In the kitchen, she found Dani already up, making French toast.
“You cooked?” Kate asked, surprised.
“I'm trying to be useful. Turns out I remember Mom's recipe.” Dani flipped a piece of bread expertly. “Sleep okay?”
“Better than I have in months, actually.”
“Good. You needed that cry.”
Kate poured coffee, noting that Dani had already set the table for the family, not just grabbed a quick bite for herself. “You're different lately.”
“We all are. Coming home does that.” Dani plated the French toast, drizzled it with local maple syrup. “Tom's extending his stay another week. James is working remotely indefinitely.”
“Why?”
“You know why.”
Before Kate could respond, Pop wandered in, fully dressed but with his shirt buttoned wrong. He looked at them with confusion that cleared slowly.
“Girls,” he said, though it sounded more like a question than a statement.
“Morning, Pop,” Kate said gently. “Hungry?”

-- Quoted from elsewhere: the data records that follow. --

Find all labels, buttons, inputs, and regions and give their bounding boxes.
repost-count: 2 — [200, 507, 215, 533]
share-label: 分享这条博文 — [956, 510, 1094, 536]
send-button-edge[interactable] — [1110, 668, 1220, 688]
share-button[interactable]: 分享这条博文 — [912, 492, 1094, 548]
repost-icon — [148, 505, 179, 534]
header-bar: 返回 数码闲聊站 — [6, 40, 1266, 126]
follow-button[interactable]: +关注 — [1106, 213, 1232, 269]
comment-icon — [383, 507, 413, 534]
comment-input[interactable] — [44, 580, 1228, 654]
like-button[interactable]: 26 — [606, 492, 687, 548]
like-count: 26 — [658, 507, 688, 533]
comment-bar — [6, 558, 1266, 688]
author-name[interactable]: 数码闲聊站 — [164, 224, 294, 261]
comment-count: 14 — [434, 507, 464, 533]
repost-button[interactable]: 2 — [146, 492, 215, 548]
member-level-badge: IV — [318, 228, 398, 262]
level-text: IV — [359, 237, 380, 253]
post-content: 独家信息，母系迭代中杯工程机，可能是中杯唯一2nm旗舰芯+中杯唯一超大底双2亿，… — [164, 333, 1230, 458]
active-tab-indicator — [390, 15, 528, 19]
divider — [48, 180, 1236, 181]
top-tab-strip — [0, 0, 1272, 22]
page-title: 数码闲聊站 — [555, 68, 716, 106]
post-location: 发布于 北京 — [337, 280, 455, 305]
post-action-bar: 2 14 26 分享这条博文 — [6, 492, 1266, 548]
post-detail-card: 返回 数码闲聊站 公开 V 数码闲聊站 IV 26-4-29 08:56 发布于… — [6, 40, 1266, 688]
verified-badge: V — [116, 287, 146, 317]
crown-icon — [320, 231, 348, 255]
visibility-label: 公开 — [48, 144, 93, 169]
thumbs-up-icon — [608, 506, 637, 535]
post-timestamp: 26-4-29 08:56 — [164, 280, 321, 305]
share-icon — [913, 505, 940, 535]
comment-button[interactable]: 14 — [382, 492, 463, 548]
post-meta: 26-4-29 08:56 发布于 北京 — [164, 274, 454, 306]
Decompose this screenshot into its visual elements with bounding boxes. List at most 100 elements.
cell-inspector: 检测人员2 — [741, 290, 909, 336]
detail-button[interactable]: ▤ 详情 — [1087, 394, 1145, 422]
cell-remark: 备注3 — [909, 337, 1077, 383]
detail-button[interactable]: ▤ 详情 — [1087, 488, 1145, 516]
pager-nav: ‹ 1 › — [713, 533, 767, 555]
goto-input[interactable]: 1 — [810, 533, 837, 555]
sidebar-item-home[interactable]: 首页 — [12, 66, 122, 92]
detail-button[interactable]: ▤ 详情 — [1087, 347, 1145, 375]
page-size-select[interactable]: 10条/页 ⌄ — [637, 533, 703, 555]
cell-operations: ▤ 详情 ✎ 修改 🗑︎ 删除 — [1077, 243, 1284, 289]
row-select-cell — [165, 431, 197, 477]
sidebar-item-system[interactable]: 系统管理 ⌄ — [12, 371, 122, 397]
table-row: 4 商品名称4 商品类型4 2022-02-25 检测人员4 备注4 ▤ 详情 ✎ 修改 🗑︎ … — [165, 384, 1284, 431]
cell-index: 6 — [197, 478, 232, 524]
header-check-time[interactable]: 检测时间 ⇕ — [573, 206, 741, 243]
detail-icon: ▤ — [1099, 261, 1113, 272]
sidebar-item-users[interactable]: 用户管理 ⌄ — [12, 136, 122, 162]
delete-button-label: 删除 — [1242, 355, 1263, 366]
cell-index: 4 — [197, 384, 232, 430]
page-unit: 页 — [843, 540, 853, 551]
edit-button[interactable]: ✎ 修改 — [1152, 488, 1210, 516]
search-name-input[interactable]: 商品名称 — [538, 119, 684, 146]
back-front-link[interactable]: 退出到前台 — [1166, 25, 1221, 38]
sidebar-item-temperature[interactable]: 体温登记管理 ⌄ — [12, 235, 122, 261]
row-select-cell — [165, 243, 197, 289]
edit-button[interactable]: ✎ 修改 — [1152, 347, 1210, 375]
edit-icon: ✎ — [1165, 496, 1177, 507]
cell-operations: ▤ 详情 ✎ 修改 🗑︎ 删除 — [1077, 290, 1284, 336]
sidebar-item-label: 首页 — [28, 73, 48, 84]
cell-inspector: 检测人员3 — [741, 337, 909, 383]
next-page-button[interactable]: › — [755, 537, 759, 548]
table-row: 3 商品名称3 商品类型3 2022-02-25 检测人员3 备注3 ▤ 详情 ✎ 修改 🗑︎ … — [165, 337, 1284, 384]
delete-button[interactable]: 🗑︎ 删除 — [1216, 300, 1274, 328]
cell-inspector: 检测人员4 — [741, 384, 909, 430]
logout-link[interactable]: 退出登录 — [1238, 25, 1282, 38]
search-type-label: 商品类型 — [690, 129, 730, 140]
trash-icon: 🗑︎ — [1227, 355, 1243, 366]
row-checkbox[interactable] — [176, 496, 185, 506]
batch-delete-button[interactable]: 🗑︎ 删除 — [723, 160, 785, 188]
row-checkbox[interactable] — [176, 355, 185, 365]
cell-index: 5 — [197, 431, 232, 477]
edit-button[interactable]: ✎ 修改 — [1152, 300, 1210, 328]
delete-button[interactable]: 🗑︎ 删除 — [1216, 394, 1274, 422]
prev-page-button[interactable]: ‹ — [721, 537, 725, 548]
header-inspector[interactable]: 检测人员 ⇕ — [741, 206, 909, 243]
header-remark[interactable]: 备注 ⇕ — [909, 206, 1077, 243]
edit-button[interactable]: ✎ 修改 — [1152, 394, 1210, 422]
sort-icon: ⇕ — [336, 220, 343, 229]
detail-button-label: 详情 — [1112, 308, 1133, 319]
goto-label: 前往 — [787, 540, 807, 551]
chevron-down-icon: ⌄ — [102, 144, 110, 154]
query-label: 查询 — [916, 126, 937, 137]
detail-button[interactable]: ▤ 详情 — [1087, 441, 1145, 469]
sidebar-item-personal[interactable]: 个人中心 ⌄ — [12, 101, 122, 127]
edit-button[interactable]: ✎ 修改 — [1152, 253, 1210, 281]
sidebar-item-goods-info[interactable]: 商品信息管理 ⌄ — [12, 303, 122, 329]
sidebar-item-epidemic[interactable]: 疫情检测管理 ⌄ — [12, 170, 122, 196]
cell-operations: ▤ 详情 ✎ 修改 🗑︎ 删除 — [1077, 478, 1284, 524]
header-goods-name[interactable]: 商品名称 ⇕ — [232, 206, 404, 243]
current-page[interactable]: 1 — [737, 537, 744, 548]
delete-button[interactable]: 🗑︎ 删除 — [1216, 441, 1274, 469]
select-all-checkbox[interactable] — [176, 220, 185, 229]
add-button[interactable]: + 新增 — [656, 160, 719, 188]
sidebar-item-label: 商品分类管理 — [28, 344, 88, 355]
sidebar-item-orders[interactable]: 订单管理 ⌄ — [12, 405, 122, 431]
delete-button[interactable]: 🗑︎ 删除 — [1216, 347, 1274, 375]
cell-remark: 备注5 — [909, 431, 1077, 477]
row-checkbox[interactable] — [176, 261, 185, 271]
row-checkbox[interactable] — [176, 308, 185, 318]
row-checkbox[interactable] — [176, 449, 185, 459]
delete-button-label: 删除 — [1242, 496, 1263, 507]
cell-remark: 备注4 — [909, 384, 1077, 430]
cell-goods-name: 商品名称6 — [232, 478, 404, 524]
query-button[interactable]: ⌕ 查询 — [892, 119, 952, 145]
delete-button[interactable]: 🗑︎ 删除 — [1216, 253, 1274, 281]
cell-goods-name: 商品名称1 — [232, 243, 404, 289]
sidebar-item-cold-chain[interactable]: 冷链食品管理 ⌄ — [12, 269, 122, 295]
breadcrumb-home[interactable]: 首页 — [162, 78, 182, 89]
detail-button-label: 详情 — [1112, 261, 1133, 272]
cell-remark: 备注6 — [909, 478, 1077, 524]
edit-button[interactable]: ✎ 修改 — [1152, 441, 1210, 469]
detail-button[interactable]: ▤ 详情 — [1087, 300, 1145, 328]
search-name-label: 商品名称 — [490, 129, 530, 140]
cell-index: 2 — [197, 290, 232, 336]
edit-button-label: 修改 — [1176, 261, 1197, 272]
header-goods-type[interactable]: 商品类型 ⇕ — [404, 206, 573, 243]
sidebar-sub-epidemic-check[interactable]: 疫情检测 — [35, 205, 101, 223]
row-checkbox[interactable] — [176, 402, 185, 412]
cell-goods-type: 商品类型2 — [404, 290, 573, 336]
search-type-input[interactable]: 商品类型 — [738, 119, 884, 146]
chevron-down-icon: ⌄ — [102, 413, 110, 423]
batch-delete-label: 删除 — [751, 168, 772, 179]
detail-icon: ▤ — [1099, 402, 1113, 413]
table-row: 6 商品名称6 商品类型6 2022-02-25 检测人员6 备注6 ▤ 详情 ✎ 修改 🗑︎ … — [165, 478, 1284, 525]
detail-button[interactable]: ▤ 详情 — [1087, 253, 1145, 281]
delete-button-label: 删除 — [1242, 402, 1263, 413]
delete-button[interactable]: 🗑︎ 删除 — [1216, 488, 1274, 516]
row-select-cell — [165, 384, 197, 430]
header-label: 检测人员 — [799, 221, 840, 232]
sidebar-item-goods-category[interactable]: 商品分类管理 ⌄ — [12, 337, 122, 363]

“I need to check the boats.”
“After breakfast,” Dani said smoothly, guiding him to his chair. “The boats can wait.”
Pop accepted this, settling into his seat. But his hands shook more than usual as he tried to cut his French toast, and Kate had to stop herself from taking over. Amy had been clear: let him do what he could for himself for as long as he could.
Tom and James appeared together, already in the middle of an argument about cryptocurrency that sounded like a foreign language to Kate. They stopped when they saw Pop struggling with his fork.
“Morning, Pop,” Tom said, his voice carefully normal.
Pop looked at him blankly for a long moment, then smiled. “Tom. Good boy. Always the smart one.”
It was the right name, the right son, a small victory. They all relaxed slightly.
After breakfast, while Amy took Pop for his morning routine, the siblings gathered in the office. Tom had spread papersacross the desk: insurance documents, contractor estimates, utility bills.
“We need to talk about summer,” Tom said in his lawyer voice. “Bookings are down forty percent from last year.”
“The storm damage probably scared people off,” Dani suggested.
“It's more than that.” Tom pulled up something on his laptop. “Online reviews have been brutal. Guests complaining about the renovations, the noise, the 'loss of authentic charm.' Winter is one thing, but if we aren’t up and running one hundred percent by spring, I don’t see us having a busy summer season.”
Kate read the reviews, her stomach sinking. Multiple mentions of construction noise, of the inn losing its character, of feeling like they were staying in a “construction zone.”
“They're not wrong,” Kate admitted. “Between the emergency repairs and Lillian's improvements, it's been chaos.”
“Lillian's improvements aren't the problem,” James said. “It's the lack of coordination. We're doing everything piecemeal.”
“Because that's all we can manage.”
“No,” Tom corrected. “Because that's all you can manage alone. But you're not alone anymore.”
Before Kate could argue, Rosa knocked on the door. “Miss Kate? Mrs. Whitfield is here. She says it's urgent.”
They found Lillian in the lobby, sitting in one of the restored chairs, looking grayer than usual. Her walking stick was propped beside her, and her hands trembled slightly as she held an envelope.